Le piège classique de l’entretien, ce sont ces institutions aux noms proches que beaucoup de candidats mélangent. La distinction est simple une fois posée.

Le Défenseur des droits aide une personne face à un service public ou à une discrimination. Il défend des individus, gratuitement, sans procès.

Le Conseil constitutionnel vérifie que les lois respectent la Constitution. Il ne s’occupe pas de votre dossier personnel.

Le Conseil d’État est la plus haute juridiction administrative : il juge les litiges entre les citoyens et l’administration, et rend une décision qui s’impose.

Une phrase suffit à les démarquer le jour de l’entretien : le Défenseur des droits accompagne, le Conseil constitutionnel contrôle la loi, le Conseil d’État tranche le litige. Si vous tenez cette ligne, vous évitez l’erreur la plus fréquente sur les institutions.

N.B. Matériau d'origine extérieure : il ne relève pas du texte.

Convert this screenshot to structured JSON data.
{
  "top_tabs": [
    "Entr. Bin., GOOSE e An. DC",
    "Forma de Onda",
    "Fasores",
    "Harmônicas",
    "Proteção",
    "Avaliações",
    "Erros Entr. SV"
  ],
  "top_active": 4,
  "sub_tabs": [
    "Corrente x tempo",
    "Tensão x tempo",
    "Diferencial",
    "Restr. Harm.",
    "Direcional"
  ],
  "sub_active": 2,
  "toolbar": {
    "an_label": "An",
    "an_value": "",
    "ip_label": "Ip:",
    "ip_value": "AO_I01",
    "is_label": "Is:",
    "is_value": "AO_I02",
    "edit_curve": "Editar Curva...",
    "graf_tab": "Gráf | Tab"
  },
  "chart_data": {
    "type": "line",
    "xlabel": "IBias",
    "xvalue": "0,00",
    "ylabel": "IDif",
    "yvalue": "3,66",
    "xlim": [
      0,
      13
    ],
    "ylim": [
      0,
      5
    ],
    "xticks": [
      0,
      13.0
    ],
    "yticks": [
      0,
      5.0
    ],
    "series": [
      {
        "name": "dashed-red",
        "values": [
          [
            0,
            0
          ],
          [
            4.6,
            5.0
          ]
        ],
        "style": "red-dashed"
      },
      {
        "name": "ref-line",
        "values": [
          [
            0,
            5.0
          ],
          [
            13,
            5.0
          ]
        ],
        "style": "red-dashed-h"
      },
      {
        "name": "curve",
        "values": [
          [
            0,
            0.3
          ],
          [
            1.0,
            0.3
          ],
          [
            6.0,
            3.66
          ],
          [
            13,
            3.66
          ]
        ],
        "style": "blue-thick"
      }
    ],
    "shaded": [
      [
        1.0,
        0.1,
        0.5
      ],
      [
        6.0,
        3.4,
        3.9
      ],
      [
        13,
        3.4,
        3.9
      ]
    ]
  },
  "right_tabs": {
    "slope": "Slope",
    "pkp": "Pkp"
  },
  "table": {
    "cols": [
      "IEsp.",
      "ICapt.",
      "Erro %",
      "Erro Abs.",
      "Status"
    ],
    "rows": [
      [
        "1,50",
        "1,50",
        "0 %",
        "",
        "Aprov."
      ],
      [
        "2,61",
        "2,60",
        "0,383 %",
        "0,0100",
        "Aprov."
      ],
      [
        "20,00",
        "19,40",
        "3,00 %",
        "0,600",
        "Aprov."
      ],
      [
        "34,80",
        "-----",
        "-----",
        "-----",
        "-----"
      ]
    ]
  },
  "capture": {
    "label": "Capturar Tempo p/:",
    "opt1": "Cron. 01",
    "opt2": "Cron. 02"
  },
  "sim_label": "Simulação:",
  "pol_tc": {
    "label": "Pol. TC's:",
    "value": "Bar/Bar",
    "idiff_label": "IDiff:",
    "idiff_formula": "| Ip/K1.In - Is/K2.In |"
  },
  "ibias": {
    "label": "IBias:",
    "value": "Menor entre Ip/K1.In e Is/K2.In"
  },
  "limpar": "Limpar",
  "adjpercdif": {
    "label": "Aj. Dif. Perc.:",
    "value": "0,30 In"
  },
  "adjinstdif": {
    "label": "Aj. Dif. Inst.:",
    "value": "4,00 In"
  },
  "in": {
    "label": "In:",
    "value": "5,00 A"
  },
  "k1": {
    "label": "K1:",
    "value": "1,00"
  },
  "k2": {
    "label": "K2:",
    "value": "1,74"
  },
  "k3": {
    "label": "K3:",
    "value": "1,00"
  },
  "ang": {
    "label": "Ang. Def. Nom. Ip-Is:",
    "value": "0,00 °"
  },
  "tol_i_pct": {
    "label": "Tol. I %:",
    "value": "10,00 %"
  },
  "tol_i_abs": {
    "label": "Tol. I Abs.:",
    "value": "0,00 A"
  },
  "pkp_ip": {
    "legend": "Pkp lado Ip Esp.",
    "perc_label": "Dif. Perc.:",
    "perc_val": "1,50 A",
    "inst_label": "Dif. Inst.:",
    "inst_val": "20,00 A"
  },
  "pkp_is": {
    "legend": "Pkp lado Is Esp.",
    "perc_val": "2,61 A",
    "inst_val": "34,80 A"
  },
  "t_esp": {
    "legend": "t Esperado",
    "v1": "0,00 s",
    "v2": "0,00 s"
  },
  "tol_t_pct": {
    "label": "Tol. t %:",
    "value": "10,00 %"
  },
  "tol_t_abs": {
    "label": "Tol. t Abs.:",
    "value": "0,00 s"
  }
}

Ce qu’il faut retenir pour l’entretien

Pas besoin de connaître la loi organique dans le détail. L’agent veut vérifier que vous avez compris un principe fort de notre République : face à une administration qui se trompe ou qui discrimine, un citoyen dispose d’un recours simple, gratuit et indépendant.

Si l’on vous pose la question, une réponse solide tient en quelques phrases. Le Défenseur des droits est une autorité indépendante inscrite dans la Constitution depuis 2008. Il défend les personnes face aux services publics, lutte contre les discriminations, protège les droits de l’enfant et veille à la déontologie de la sécurité. Il est nommé par le président de la République pour six ans, sans possibilité de renouvellement, et on peut le saisir gratuitement. Aujourd’hui, c’est Claire Hédon qui occupe ce poste.

Cette logique de protection du citoyen se retrouve dans d’autres institutions qui reviennent souvent à l’entretien. Pour compléter, il est utile de revoir le rôle du préfet, qui représente l’État en préfecture, et le droit de vote, l’autre grand levier par lequel un citoyen agit sur les décisions publiques. Le texte de référence, l’article 71-1, est consultable directement sur Légifrance, et la présentation officielle des missions se trouve sur le site du Défenseur des droits. Une fois cette pièce en place, l’entretien sur les institutions perd beaucoup de son côté intimidant.